Dans « Nomade », nous avions souhaité privilégier une grande proximité avec le public.
Le dispositif du spectacle "Pas perdus" sera assez proche de celui choisi dans « Nomade » : un chemin, un dispositif bi-frontal, où, à même le plateau, les jeunes spectateurs prennent place.
Il s'agît de donner au chemin toute sa signification, toute sa force, y compris dans le dispositif scénographique du spectacle. Un chemin au centre du plateau et les spectateurs qui prennent place de part et d'autres.
Nous privilégierons en tout cas un dispositif qui, tout en délimitant les espaces public et scénique, permet en même temps une grande liberté de circulation dans le public et une grande proximité avec lui.  Transcription de cette notion de territoire et de chemin qui est un élément essentiel du spectacle, le dispositif scénique doit intégrer complètement les spectateurs. Car la scène c'est avant tout la conteuse, l'interprète, qui au gré de ses déplacements sur les chemins l'emporte avec elle, une scène nomade en quelque sorte, qui vient au plus près des spectateurs.

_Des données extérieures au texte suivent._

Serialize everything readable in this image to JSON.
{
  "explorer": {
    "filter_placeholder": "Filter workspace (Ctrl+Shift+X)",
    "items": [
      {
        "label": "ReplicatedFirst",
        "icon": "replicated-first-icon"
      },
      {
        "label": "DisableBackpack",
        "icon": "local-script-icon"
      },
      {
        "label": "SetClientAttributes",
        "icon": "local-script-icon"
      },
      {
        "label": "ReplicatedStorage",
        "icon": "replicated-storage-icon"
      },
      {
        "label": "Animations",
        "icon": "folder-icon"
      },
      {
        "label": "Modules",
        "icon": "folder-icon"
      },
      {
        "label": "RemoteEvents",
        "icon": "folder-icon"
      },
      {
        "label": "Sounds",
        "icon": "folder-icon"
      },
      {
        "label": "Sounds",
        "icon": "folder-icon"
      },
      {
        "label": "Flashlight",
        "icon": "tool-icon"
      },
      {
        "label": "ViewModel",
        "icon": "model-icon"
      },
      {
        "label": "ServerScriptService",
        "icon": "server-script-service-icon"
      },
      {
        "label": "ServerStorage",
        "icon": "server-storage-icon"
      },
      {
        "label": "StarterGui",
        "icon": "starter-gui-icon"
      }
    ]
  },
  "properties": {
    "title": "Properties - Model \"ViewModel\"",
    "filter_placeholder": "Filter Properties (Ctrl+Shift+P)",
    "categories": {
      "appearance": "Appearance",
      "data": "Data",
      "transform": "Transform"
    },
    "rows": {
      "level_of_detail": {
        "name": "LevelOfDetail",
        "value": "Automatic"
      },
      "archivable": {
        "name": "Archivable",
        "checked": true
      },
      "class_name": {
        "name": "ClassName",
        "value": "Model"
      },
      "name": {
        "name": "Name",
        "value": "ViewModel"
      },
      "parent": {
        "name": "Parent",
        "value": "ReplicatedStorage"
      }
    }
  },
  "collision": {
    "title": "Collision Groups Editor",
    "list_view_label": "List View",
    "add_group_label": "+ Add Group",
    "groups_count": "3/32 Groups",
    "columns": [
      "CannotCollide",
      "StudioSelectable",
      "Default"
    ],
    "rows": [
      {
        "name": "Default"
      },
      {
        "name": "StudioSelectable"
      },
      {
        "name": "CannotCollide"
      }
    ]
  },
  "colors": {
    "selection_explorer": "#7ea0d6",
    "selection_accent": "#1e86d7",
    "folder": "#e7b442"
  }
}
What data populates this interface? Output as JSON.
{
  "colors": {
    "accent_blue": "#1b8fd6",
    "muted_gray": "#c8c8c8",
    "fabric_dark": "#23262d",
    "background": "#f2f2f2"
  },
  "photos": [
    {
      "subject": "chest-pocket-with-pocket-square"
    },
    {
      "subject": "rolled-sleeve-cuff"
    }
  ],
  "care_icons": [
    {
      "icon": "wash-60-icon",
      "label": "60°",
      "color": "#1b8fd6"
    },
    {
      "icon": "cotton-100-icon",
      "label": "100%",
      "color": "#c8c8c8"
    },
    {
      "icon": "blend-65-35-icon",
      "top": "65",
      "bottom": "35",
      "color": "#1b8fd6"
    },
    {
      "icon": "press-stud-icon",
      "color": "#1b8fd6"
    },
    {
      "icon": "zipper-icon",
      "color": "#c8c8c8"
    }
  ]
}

Cette limite, cette distance qui sépare l'interprète des spectateurs, cette "frontière" plus que symbolique, elle marque aussi l'aspect ténu mais réel de ce qui nous sépare du nomade, dans la "vraie vie".
L'idée du chemin, plus encore que la frontière est la ligne directrice du spectacle. Un chemin qui peut être dangereux, un chemin qui ne vaut que par celles et ceux qui le tracent pour eux et pour ceux qui suivront. Le chemin de ceux qui avancent, qui s'obstinent à avancer quand d'autres voudraient les contraindre à être quelque part, de quelque part et à y rester. Le chemin et la lassitude du chemin aussi, ses déceptions, ses désillusions.